2.3.6 Le charisme de prophétie

2.3.6.1 Fondement biblique

Ep 4,7-16 :

« 7 Cependant chacun de nous a reçu sa part de la faveur divine selon que le Christ a mesuré ses dons. 8 C'est pourquoi l'on dit : Montant dans les hauteurs il a emmené des captifs, il a donné des dons aux hommes. 9 "Il est monté", qu'est-ce à dire, sinon qu'il est aussi descendu dans les régions inférieures de la terre ? 10 Et celui qui est descendu, c'est le même qui est aussi monté au-dessus de tous les cieux, afin de remplir toutes choses. 11 C'est lui encore qui "a donné" aux uns d'être apôtres, à d'autres d'être prophètes, ou encore évangélistes, ou bien pasteurs et docteurs,12 organisant ainsi les saints pour l'œuvre du ministère, en vue de la construction du Corps du Christ, 13 au terme de laquelle nous devons parvenir, tous ensemble, à ne faire plus qu'un dans la foi et la connaissance du Fils de Dieu, et à constituer cet Homme parfait, dans la force de l'âge, qui réalise la plénitude du Christ ».

1 Co 14, 1-5 :

« 1 Recherchez la charité ; aspirez aussi aux dons spirituels, surtout à celui de prophétie. 2 Car celui qui parle en langue ne parle pas aux hommes, mais à Dieu ; personne en effet ne comprend : il dit en esprit des choses mystérieuses.  3 Celui qui prophétise, au contraire, parle aux hommes ; il édifie, exhorte, réconforte.  4 Celui qui parle en langue s'édifie lui-même, celui qui prophétise édifie l'assemblée.  5 Je voudrais, certes, que vous parliez tous en langues, mais plus encore que vous prophétisiez ; car celui qui prophétise l'emporte sur celui qui parle en langues, à moins que ce dernier n'interprète, pour que l'assemblée en tire édification ».

1 Co 14, 29-33 :

« 29 Pour les prophètes, qu'il y en ait deux ou trois à parler, et que les autres jugent. 30 Si un autre qui est assis a une révélation, que le premier se taise. 31 Car vous pouvez tous prophétiser à tour de rôle, pour que tous soient instruits et tous exhortés. 32 Les esprits des prophètes sont soumis aux prophètes ; 33 car Dieu n'est pas un Dieu de désordre, mais de paix ».

2.3.6.2 Catéchisme de l’Eglise Catholique

Voici les principaux paragraphes du Catéchisme de l’Eglise Catholique concernant les charismes suscités par l’Esprit-Saint pour l’édification de tous les membres de l’Eglise :

§ 799 : « Extraordinaires ou simples et humbles, les charismes sont des grâces de l’Esprit Saint qui ont, directement ou indirectement, une utilité ecclésiale, ordonnés qu’ils sont à l’édification de l’Église, au bien des hommes et aux besoins du monde ».

§ 800 : « Les charismes sont à accueillir avec reconnaissance par celui qui les reçoit, mais aussi par tous les membres de l’Église.
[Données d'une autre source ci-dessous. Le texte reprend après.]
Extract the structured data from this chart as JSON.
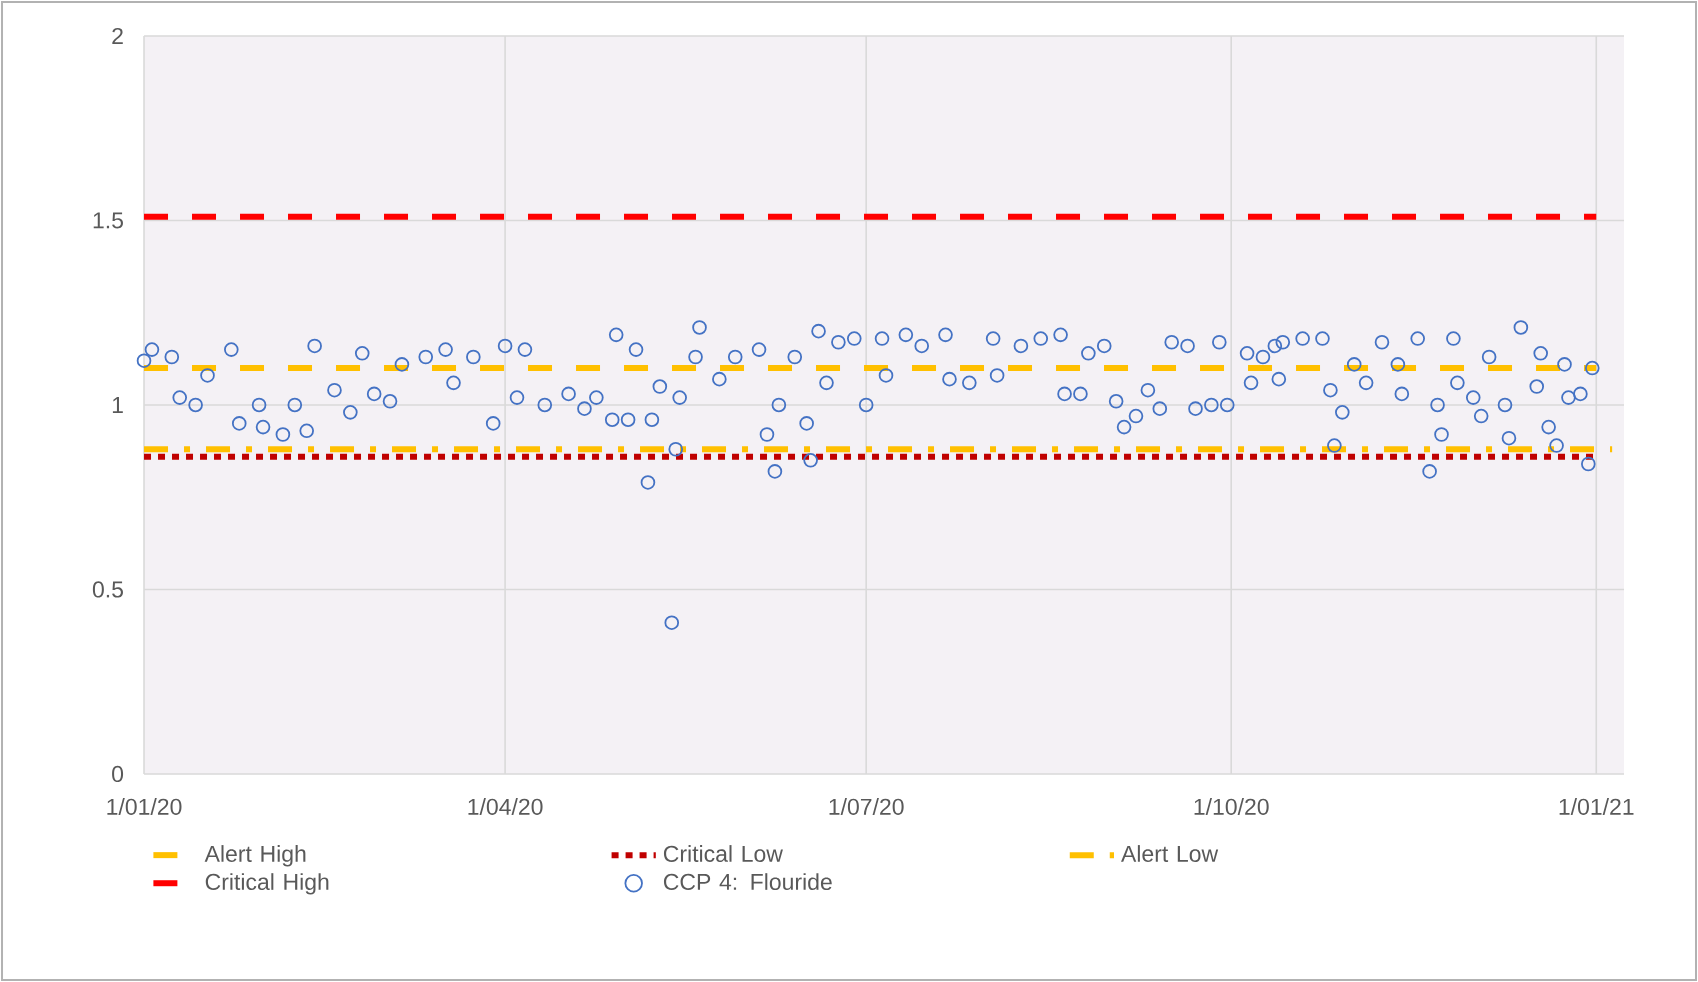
{
  "chart_data": {
    "type": "scatter",
    "xlim": [
      "2020-01-01",
      "2021-01-08"
    ],
    "xticks": [
      {
        "value": "2020-01-01",
        "label": "1/01/20"
      },
      {
        "value": "2020-04-01",
        "label": "1/04/20"
      },
      {
        "value": "2020-07-01",
        "label": "1/07/20"
      },
      {
        "value": "2020-10-01",
        "label": "1/10/20"
      },
      {
        "value": "2021-01-01",
        "label": "1/01/21"
      }
    ],
    "ylim": [
      0,
      2
    ],
    "yticks": [
      0,
      0.5,
      1,
      1.5,
      2
    ],
    "grid": true,
    "legend": "bottom",
    "series": [
      {
        "name": "Alert High",
        "type": "line",
        "color": "#ffc000",
        "line_style": "dashed",
        "marker": "none",
        "x": [
          "2020-01-01",
          "2021-01-01"
        ],
        "values": [
          1.1,
          1.1
        ]
      },
      {
        "name": "Critical Low",
        "type": "line",
        "color": "#c00000",
        "line_style": "dotted",
        "marker": "none",
        "x": [
          "2020-01-01",
          "2021-01-01"
        ],
        "values": [
          0.86,
          0.86
        ]
      },
      {
        "name": "Alert Low",
        "type": "line",
        "color": "#ffc000",
        "line_style": "dashdot",
        "marker": "none",
        "x": [
          "2020-01-01",
          "2021-01-05"
        ],
        "values": [
          0.88,
          0.88
        ]
      },
      {
        "name": "Critical High",
        "type": "line",
        "color": "#ff0000",
        "line_style": "dashed",
        "marker": "none",
        "x": [
          "2020-01-01",
          "2021-01-01"
        ],
        "values": [
          1.51,
          1.51
        ]
      },
      {
        "name": "CCP 4: Flouride",
        "color": "#4472c4",
        "marker": "circle",
        "x": [
          "2020-01-01",
          "2020-01-03",
          "2020-01-08",
          "2020-01-10",
          "2020-01-14",
          "2020-01-17",
          "2020-01-23",
          "2020-01-25",
          "2020-01-30",
          "2020-01-31",
          "2020-02-05",
          "2020-02-08",
          "2020-02-11",
          "2020-02-13",
          "2020-02-18",
          "2020-02-22",
          "2020-02-25",
          "2020-02-28",
          "2020-03-03",
          "2020-03-06",
          "2020-03-12",
          "2020-03-17",
          "2020-03-19",
          "2020-03-24",
          "2020-03-29",
          "2020-04-01",
          "2020-04-04",
          "2020-04-06",
          "2020-04-11",
          "2020-04-17",
          "2020-04-21",
          "2020-04-24",
          "2020-04-28",
          "2020-04-29",
          "2020-05-02",
          "2020-05-04",
          "2020-05-07",
          "2020-05-08",
          "2020-05-10",
          "2020-05-13",
          "2020-05-14",
          "2020-05-15",
          "2020-05-19",
          "2020-05-20",
          "2020-05-25",
          "2020-05-29",
          "2020-06-04",
          "2020-06-06",
          "2020-06-08",
          "2020-06-09",
          "2020-06-13",
          "2020-06-16",
          "2020-06-17",
          "2020-06-19",
          "2020-06-21",
          "2020-06-24",
          "2020-06-28",
          "2020-07-01",
          "2020-07-05",
          "2020-07-06",
          "2020-07-11",
          "2020-07-15",
          "2020-07-21",
          "2020-07-22",
          "2020-07-27",
          "2020-08-02",
          "2020-08-03",
          "2020-08-09",
          "2020-08-14",
          "2020-08-19",
          "2020-08-20",
          "2020-08-24",
          "2020-08-26",
          "2020-08-30",
          "2020-09-02",
          "2020-09-04",
          "2020-09-07",
          "2020-09-10",
          "2020-09-13",
          "2020-09-16",
          "2020-09-20",
          "2020-09-22",
          "2020-09-26",
          "2020-09-28",
          "2020-09-30",
          "2020-10-05",
          "2020-10-06",
          "2020-10-09",
          "2020-10-12",
          "2020-10-13",
          "2020-10-14",
          "2020-10-19",
          "2020-10-24",
          "2020-10-26",
          "2020-10-27",
          "2020-10-29",
          "2020-11-01",
          "2020-11-04",
          "2020-11-08",
          "2020-11-12",
          "2020-11-13",
          "2020-11-17",
          "2020-11-20",
          "2020-11-22",
          "2020-11-23",
          "2020-11-26",
          "2020-11-27",
          "2020-12-01",
          "2020-12-03",
          "2020-12-05",
          "2020-12-09",
          "2020-12-10",
          "2020-12-13",
          "2020-12-17",
          "2020-12-18",
          "2020-12-20",
          "2020-12-22",
          "2020-12-24",
          "2020-12-25",
          "2020-12-28",
          "2020-12-30",
          "2020-12-31"
        ],
        "values": [
          1.12,
          1.15,
          1.13,
          1.02,
          1.0,
          1.08,
          1.15,
          0.95,
          1.0,
          0.94,
          0.92,
          1.0,
          0.93,
          1.16,
          1.04,
          0.98,
          1.14,
          1.03,
          1.01,
          1.11,
          1.13,
          1.15,
          1.06,
          1.13,
          0.95,
          1.16,
          1.02,
          1.15,
          1.0,
          1.03,
          0.99,
          1.02,
          0.96,
          1.19,
          0.96,
          1.15,
          0.79,
          0.96,
          1.05,
          0.41,
          0.88,
          1.02,
          1.13,
          1.21,
          1.07,
          1.13,
          1.15,
          0.92,
          0.82,
          1.0,
          1.13,
          0.95,
          0.85,
          1.2,
          1.06,
          1.17,
          1.18,
          1.0,
          1.18,
          1.08,
          1.19,
          1.16,
          1.19,
          1.07,
          1.06,
          1.18,
          1.08,
          1.16,
          1.18,
          1.19,
          1.03,
          1.03,
          1.14,
          1.16,
          1.01,
          0.94,
          0.97,
          1.04,
          0.99,
          1.17,
          1.16,
          0.99,
          1.0,
          1.17,
          1.0,
          1.14,
          1.06,
          1.13,
          1.16,
          1.07,
          1.17,
          1.18,
          1.18,
          1.04,
          0.89,
          0.98,
          1.11,
          1.06,
          1.17,
          1.11,
          1.03,
          1.18,
          0.82,
          1.0,
          0.92,
          1.18,
          1.06,
          1.02,
          0.97,
          1.13,
          1.0,
          0.91,
          1.21,
          1.05,
          1.14,
          0.94,
          0.89,
          1.11,
          1.02,
          1.03,
          0.84,
          1.1
        ]
      }
    ]
  }
}
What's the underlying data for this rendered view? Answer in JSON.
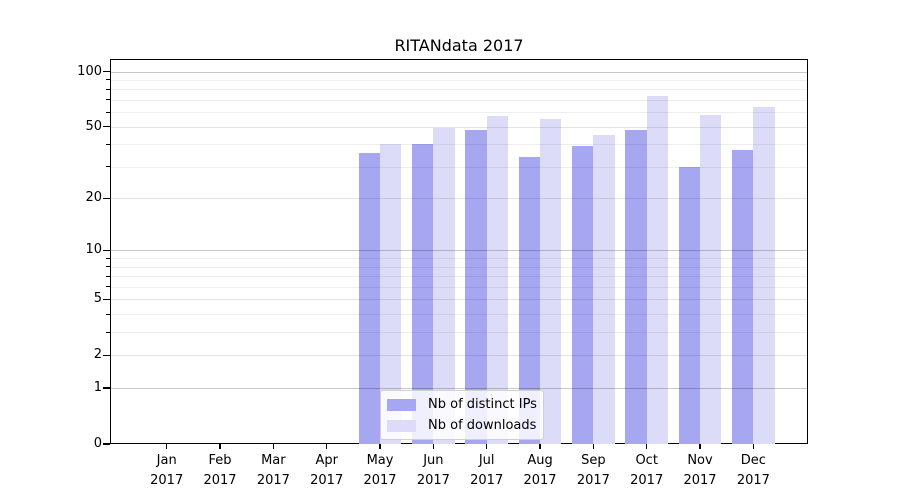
{
  "chart_data": {
    "type": "bar",
    "title": "RITANdata 2017",
    "categories": [
      "Jan 2017",
      "Feb 2017",
      "Mar 2017",
      "Apr 2017",
      "May 2017",
      "Jun 2017",
      "Jul 2017",
      "Aug 2017",
      "Sep 2017",
      "Oct 2017",
      "Nov 2017",
      "Dec 2017"
    ],
    "series": [
      {
        "name": "Nb of distinct IPs",
        "color": "#a6a6f1",
        "values": [
          null,
          null,
          null,
          null,
          36,
          40,
          48,
          34,
          39,
          48,
          30,
          37
        ]
      },
      {
        "name": "Nb of downloads",
        "color": "#dcdcf8",
        "values": [
          null,
          null,
          null,
          null,
          40,
          49,
          57,
          55,
          45,
          74,
          58,
          64
        ]
      }
    ],
    "xlabel": "",
    "ylabel": "",
    "yscale": "log1p",
    "ylim": [
      0,
      117
    ],
    "y_ticks_labeled": [
      0,
      1,
      2,
      5,
      10,
      20,
      50,
      100
    ],
    "y_tick_labels": [
      "0",
      "1",
      "2",
      "5",
      "10",
      "20",
      "50",
      "100"
    ],
    "y_ticks_decade": [
      1,
      10,
      100
    ],
    "y_ticks_mid": [
      2,
      5,
      20,
      50
    ],
    "y_ticks_minor": [
      3,
      4,
      6,
      7,
      8,
      9,
      30,
      40,
      60,
      70,
      80,
      90
    ],
    "grid": "both",
    "legend_position": "lower center"
  },
  "colors": {
    "bar_dark": "#a6a6f1",
    "bar_light": "#dcdcf8",
    "grid_major": "#c9c9c9",
    "grid_minor": "#ededed",
    "spine": "#000000",
    "background": "#ffffff"
  }
}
Ils sont, en effet, une merveilleuse richesse de grâce pour la vitalité apostolique et pour la sainteté de tout le Corps du Christ ; pourvu cependant qu’il s’agisse de dons qui proviennent véritablement de l’Esprit Saint et qu’ils soient exercés de façon pleinement conforme aux impulsions authentiques de ce même Esprit, c’est-à-dire selon la charité, vraie mesure des charismes (Cf. 1 Co 13) ».

§ 801 : « C’est dans ce sens qu’apparaît toujours nécessaire le discernement des charismes. Aucun charisme ne dispense de la référence et de la soumission aux Pasteurs de l’Église. "C’est à eux qu’il convient spécialement, non pas d’éteindre l’Esprit, mais de tout éprouver pour retenir ce qui est bon" (LG 12), afin que tous les charismes coopèrent, dans leur diversité et leur complémentarité, au " bien commun " (1 Co 12,7) (Cf. LG 30 ; CL 24) ».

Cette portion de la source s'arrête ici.